Éric Trappier, le grand patron de Dassault Aviation, recadre notre ministre de la Défense, qui défend bec et ongles l’entrée de la Belgique dans le projet SCAF, le fameux « Système de combat aérien du futur » franco-germano-espagnol. Pas si facile de se dire membre d’un club très sélect.
« La Belgique compte-t-elle un jour acheter des avions de combat non-américains ? »
Les mots d’Éric Trappier : « On ne peut pas s’autoproclamer partenaire. Le statut d’observateur est celui qui a été décidé. Après je sais que la Belgique souhaite faire travailler au plus vite ses industriels. [Mais] on ne fait pas un SCAF pour faire travailler des industriels. C’est d’abord un besoin des forces armées et nos pays comptent acheter ces appareils. La Belgique compte-t-elle un jour acheter des avions de combat non-américains ? Je n’ai pas entendu de réponse des autorités belges. En trente ans, ils ne l’ont jamais fait. »
La Belgique en quatrième roue de l’avion
Le contexte : la ministre belge de la Défense avait annoncé en juin dernier un rôle d’observateur pour notre pays dans le cadre du SCAF. Ce programme, mené conjointement par l’Espagne, la France et l’Allemagne, doit mettre au point un ensemble de systèmes d’armes aériens interconnectés, avec un nouvel avion de combat et un logiciel commun à tous les appareils de l’UE.
- Un programme qui est loin d’avancer comme prévu : les retards s’accumulent et le budget, lui, décolle. En outre, les partenaires ne semblent pas tous sur la même longueur d’onde. La France, Dassault en tête, veut tirer à elle les étapes industrielles et les emplois qui vont avec. Tandis que des rumeurs font état des doutes des Allemands, qui seraient tentés de sauter en marche.
- L’arrivée d’un quatrième larron belge avait suscité des remous chez Dassault, notre pays n’achetant pas français, mais plutôt américain. Mais d’autres partenaires, comme Airbus, soulignaient toutefois la qualité de notre expertise en matière de MRO [Maintenance, Repair and Overhaul]. De même, la diplomatie française soulignait récemment que finalement, le voisin du nord pouvait être le bienvenu. À supposer bien sûr que nous nous engagions à acheter l’avion fini.

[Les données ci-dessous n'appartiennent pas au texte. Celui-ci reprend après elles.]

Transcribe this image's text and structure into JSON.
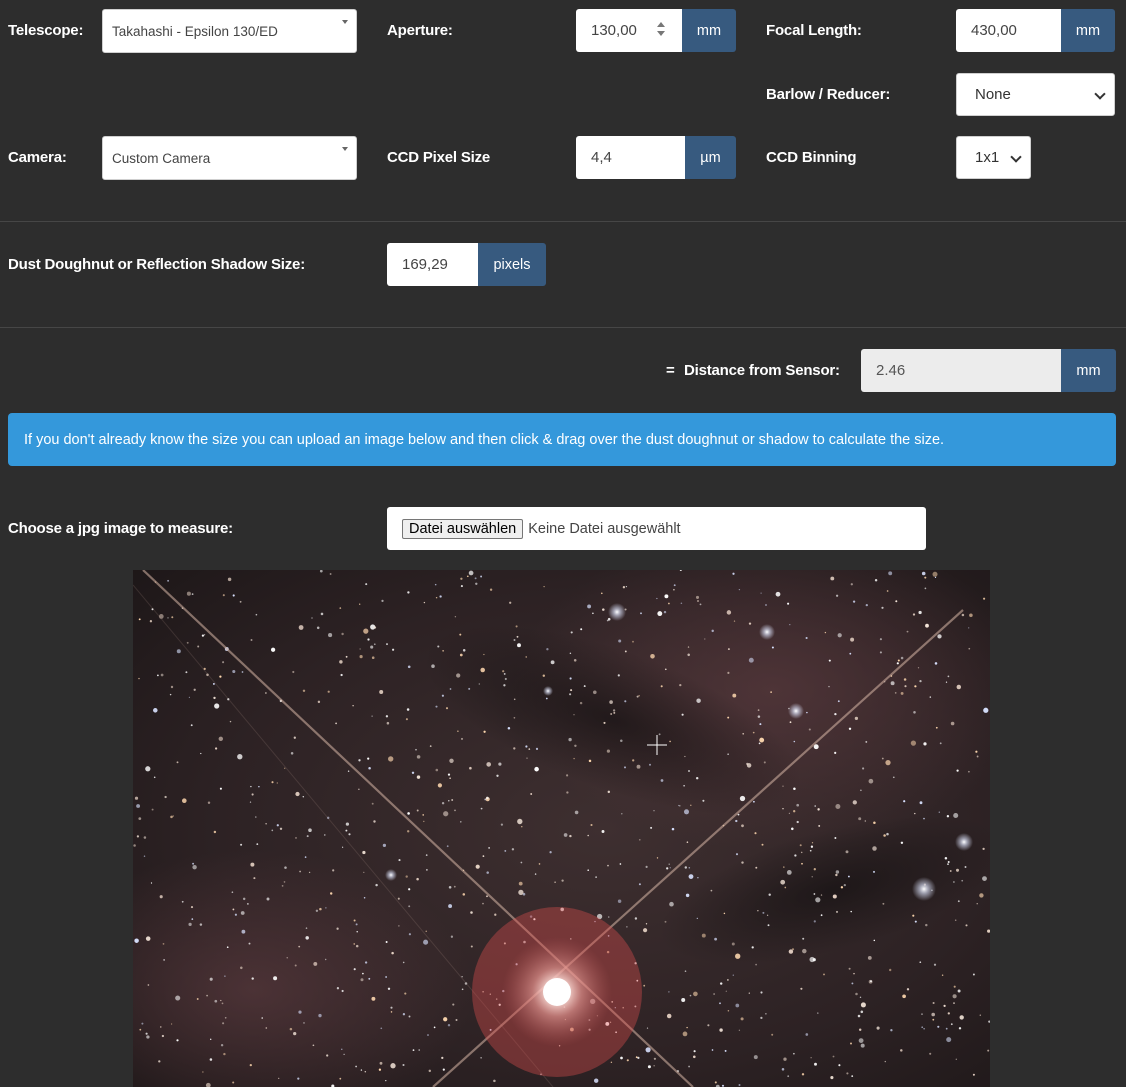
{
  "telescope": {
    "label": "Telescope:",
    "value": "Takahashi - Epsilon 130/ED"
  },
  "aperture": {
    "label": "Aperture:",
    "value": "130,00",
    "unit": "mm"
  },
  "focal_length": {
    "label": "Focal Length:",
    "value": "430,00",
    "unit": "mm"
  },
  "barlow": {
    "label": "Barlow / Reducer:",
    "value": "None"
  },
  "camera": {
    "label": "Camera:",
    "value": "Custom Camera"
  },
  "pixel_size": {
    "label": "CCD Pixel Size",
    "value": "4,4",
    "unit": "µm"
  },
  "binning": {
    "label": "CCD Binning",
    "value": "1x1"
  },
  "doughnut": {
    "label": "Dust Doughnut or Reflection Shadow Size:",
    "value": "169,29",
    "unit": "pixels"
  },
  "distance": {
    "prefix": "=",
    "label": "Distance from Sensor:",
    "value": "2.46",
    "unit": "mm"
  },
  "info_text": "If you don't already know the size you can upload an image below and then click & drag over the dust doughnut or shadow to calculate the size.",
  "upload": {
    "label": "Choose a jpg image to measure:",
    "button": "Datei auswählen",
    "status": "Keine Datei ausgewählt"
  },
  "colors": {
    "accent": "#375a7f",
    "info": "#3498db",
    "background": "#2d2d2d",
    "selection": "#e05050"
  },
  "image": {
    "icon": "crosshair-icon"
  }
}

Bombe américaine pour avion américain
Sauf que fin novembre, coup de théâtre : Dedonder annonce, via un court message posté sur le réseau social LinkedIn, que le royaume aura un statut d’observateur officiel, puis « intégrera officiellement » le programme SCAF comme membre à part entière « en juin 2025 ». D’où la réaction outrée de Trappier, qui fulmine de voir la ministre belge faire entrer son pays par la petite porte à la surprise générale. Y compris d’ailleurs de son propre gouvernement, car le sujet n’a pas été réellement porté sur la scène politique.
- On nuancera toutefois les arguments de l’industriel français : il n’est pas juste de dire que notre composante aérienne n’a volé que sur du matériel américain. Nous avons d’ailleurs été clients d’appareils tricolores, dont le Mirage 5 de chez Dassault, aujourd’hui toutefois retiré du service.
- Ce qui ne lui passe pas, c’est notre décision d’adopter le F-35 américain avant même que cet avion ne fasse vraiment ses preuves, plutôt que de favoriser un constructeur européen – et donc vraisemblablement français.
- Mais c’est le choix qu’a fait la majorité de l’UE ces dernières années. Y compris d’ailleurs Berlin, mais aussi Madrid, ce qui donne l’impression qu’à Paris, on est seul à croire réellement à l’avenir du programme SCAF.
- Un choix dont on peut discuter, mais qui est lié chez nous à l’exigence d’avoir un appareil compatible avec la puissance nucléaire de l’OTAN – en particulier la bombe de nouvelle génération B61-12 de 50 kilotonnes, qui ne peut pas être emportée par n’importe quel appareil. Nos anciens F-16 étaient sur la liste ; le F-35 est donc le remplacement logique, pour que nous puissions accomplir toutes nos missions dans le cadre de l’OTAN. Quand bien même ce n’est pas la Belgique qui choisirait d’employer un tel engin. Mais leur présence sur nos bases aériennes tient du secret de polichinelle.
- Dans ce contexte, un engagement belge à acheter autre chose que du matériel américain – même après la durée de service des F-35 qu’on attend encore – est quand même difficile à considérer comme 100% fiable.